As to engagement within the wider firm, there are reasons to believe that workplace democracy should also exist to a greater extent within law firms than in industry in general. Given the partnership structure, a high proportion of workers are also owners, albeit the participation of individual partners in decision making varies greatly from firm to firm. Given the nature of lawyers, there should always be effective advocates for the interests of the other legal professionals within the business, in particular the associate group, often the largest demographically.
Some firms – like Lewis Silkin – have also established internal forums through which employees can channel ideas, questions and concerns about the business. This stops short of the structured and constitutional democracy within JLP, but serves many of same purposes and allows direct contact with the senior management team for whom it can be in my experience a reality check (to put it delicately).
Moving beyond that, the universality of ownership and equal (in percentage terms) profit-sharing which is central to the JLP model would be tough to replicate within our industry, at least without breaking some strongly established norms, including those of organisational structures and full profit distribution.
Moreover, the different trading patterns between the two industries and the difference in labour market dynamics could pose pretty insurmountable problems, although I suppose you wouldn’t know until you had tried or at least built the theoretical model.
Turning to the brand values, most law firms aspire to be known and trusted for a similar combination of service, quality and value for money. We do not have (and nor do we need) the media budgets necessary to engage with a potential customer base of millions, but we do need to find ways to communicate similar brand values to those we have each identified as being within the client segments we will focus on.
And finally, what of alternative business structures? Do these make the thought experiment easier or harder? I suppose it would all depend on how such structures were used.

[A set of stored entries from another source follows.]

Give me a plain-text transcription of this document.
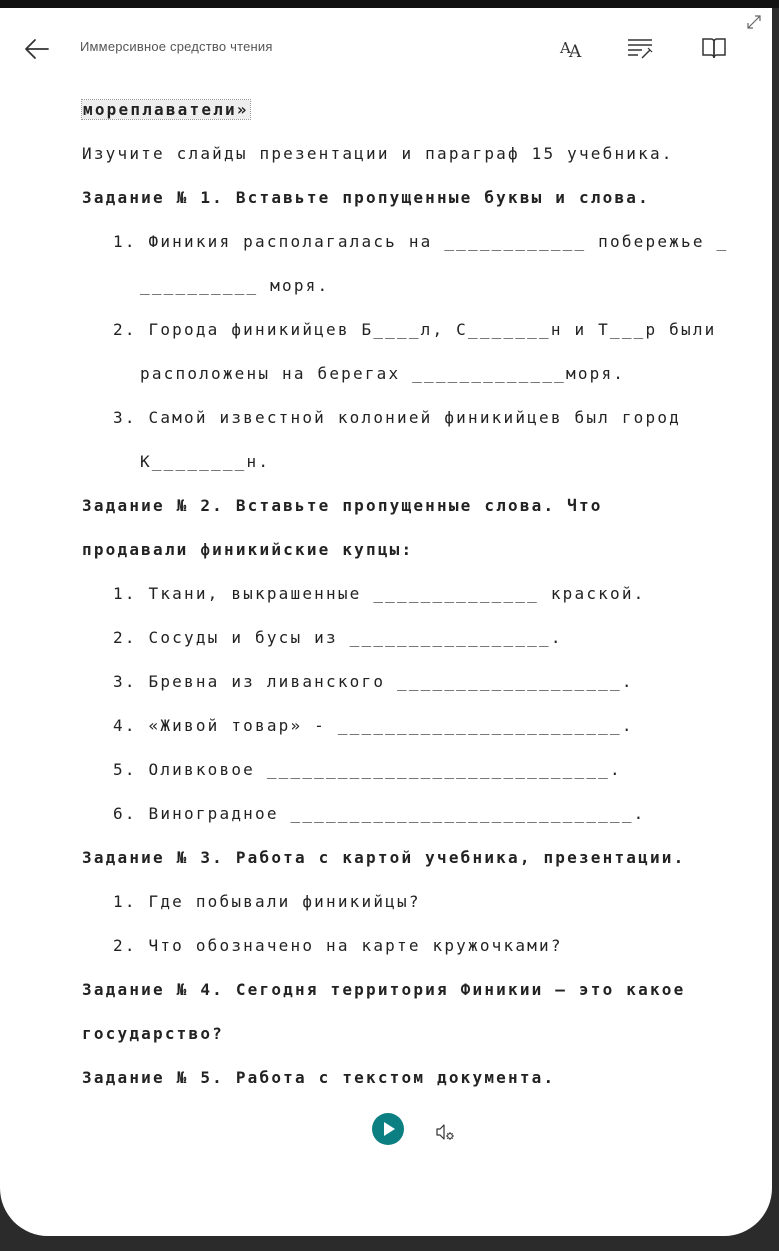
Иммерсивное средство чтения	A
A
мореплаватели»
Изучите слайды презентации и параграф 15 учебника.
Задание № 1. Вставьте пропущенные буквы и слова.
1. Финикия располагалась на ____________ побережье _
__________ моря.
2. Города финикийцев Б____л, С_______н и Т___р были
расположены на берегах _____________моря.
3. Самой известной колонией финикийцев был город
К________н.
Задание № 2. Вставьте пропущенные слова. Что
продавали финикийские купцы:
1. Ткани, выкрашенные ______________ краской.
2. Сосуды и бусы из _________________.
3. Бревна из ливанского ___________________.
4. «Живой товар» - ________________________.
5. Оливковое _____________________________.
6. Виноградное _____________________________.
Задание № 3. Работа с картой учебника, презентации.
1. Где побывали финикийцы?
2. Что обозначено на карте кружочками?
Задание № 4. Сегодня территория Финикии – это какое
государство?
Задание № 5. Работа с текстом документа.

If the notional law firm’s vision for its ABS journey was to list on the main market and attract substantial external capital from institutional investors, then it would likely find itself pulled further away from the defining characteristics of the JLP model.
If, on the other hand, it were to use an ABS structure to broaden ownership, extend its planning horizons and differentiate from the mainstream focus on single-year profitability, it too might make a notable contribution to the field of organisational design and employee (sorry, partner) engagement.
In short then, I don’t see any law firm that I know adopting the JLP model wholesale in the coming months, but, as we all continue to think about our longer-term evolution and the possibilities within our deregulated industry, there is definitely some food for thought available in certain major shopping centres.